Graphs show correlations between immune molecules. The correlation between β-catenin and CD4 was positively moderate (R=0.49, A); β-catenin and PD-L1, positively weak (R=0.25, B); CD4 and PD-L1, positively medium (R=0.36, C); CD8 and IL-2, positively medium (R=0.38, D); CD8 and IFN-g, positively weak (R=0.28, E); and IL-2 and IFN-g, positively medium (R=0.36, F).

Previous reports have reported no or little involvement of PD- 1/PD-L1 in DTs.5,18 Also, PD-L1 expression was found only at the tumor margins of DTs.5 In the current study, all patients were negative for PD-1, but positive for PD-L1, including inflammatory cytokines. In addition, PD-L1 expression was found inside the tumor, not at the tumor margins. Therefore, within the tumor microenvironment of DT, an immune mechanism by PD-L1 may be involved.

PD-1 receptors are expressed on the surface of CD8+ T cells when activated by the T-cell receptors (TCRs). Conversely, PD-1 ligand (PD-L1) may be expressed constitutively by tumor cells or in response to interferon-induced signals via the interferon receptor. 22 Taken together, similar constitutive and inducible expression of PD-1/PD-L1 may be involved within the tumor microenvironment of DT.

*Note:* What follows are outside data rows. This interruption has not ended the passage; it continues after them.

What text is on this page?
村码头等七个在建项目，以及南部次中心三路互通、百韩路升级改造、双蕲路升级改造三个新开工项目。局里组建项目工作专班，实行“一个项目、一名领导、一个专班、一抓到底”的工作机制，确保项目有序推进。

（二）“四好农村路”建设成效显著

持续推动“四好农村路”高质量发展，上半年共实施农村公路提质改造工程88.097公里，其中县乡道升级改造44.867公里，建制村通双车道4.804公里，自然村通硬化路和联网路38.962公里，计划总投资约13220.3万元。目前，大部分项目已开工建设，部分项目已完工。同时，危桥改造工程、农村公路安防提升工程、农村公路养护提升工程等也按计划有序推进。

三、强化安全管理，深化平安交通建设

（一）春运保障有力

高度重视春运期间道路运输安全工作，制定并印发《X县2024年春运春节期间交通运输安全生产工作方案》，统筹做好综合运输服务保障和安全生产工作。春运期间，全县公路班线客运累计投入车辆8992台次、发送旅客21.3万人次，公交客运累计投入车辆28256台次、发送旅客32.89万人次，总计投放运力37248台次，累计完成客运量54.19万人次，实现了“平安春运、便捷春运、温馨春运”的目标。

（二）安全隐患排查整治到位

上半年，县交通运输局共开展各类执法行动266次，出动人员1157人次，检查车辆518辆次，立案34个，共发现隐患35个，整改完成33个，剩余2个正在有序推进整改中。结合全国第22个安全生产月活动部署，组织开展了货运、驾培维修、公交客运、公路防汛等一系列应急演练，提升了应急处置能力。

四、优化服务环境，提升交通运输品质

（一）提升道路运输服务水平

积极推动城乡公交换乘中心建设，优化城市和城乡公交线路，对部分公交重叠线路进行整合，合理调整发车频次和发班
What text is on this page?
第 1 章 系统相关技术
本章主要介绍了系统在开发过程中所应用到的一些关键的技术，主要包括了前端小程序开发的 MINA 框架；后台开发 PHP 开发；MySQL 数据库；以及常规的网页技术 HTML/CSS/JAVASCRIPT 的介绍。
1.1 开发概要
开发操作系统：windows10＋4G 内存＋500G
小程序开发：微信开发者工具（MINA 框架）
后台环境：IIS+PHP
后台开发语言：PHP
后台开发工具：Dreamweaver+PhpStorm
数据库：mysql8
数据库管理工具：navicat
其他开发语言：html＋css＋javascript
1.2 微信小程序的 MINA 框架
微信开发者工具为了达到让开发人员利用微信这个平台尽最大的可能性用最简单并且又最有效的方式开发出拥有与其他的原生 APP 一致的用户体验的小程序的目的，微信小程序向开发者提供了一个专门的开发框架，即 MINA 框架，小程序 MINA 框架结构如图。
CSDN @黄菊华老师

Mutations in the β-catenin gene are the primary driving force behind the formation of DTs.23 In cases of sporadic desmoid fibromatosis, β-catenin is more highly expressed in recurrent tumors, and β-catenin overexpression is considered a prognostic factor that helps shorten disease-free survival.24 The present study observed a positive correlation between β-catenin and CD4 and between β- catenin and PD-L1. Thus, CD4 and PD-L1 may be upregulated in DT with poor prognosis.

There were some limitations to this study. First, the small sample size may have affected the significance of the results and the power of the statistical analysis. Second, this was a retrospective study; therefore, there may have been selection bias in enrolling the patients. Third, PD-1 and PD-L1 expression at the gene level has not been confirmed. Despite these limitations, this study provides evidence for the involvement of inducible PD-L1 in the tumor microenvironment of DTs. However, further studies with multivariate analyses, larger sample sizes, and longer clinical follow- up periods are needed.

This study provides evidence for the involvement of the inflammatory cytokine-induced PD-L1 in the pathogenesis of DTs.

Acknowledgments

We would like to thank Chikoto Tanaka for providing technical assistance.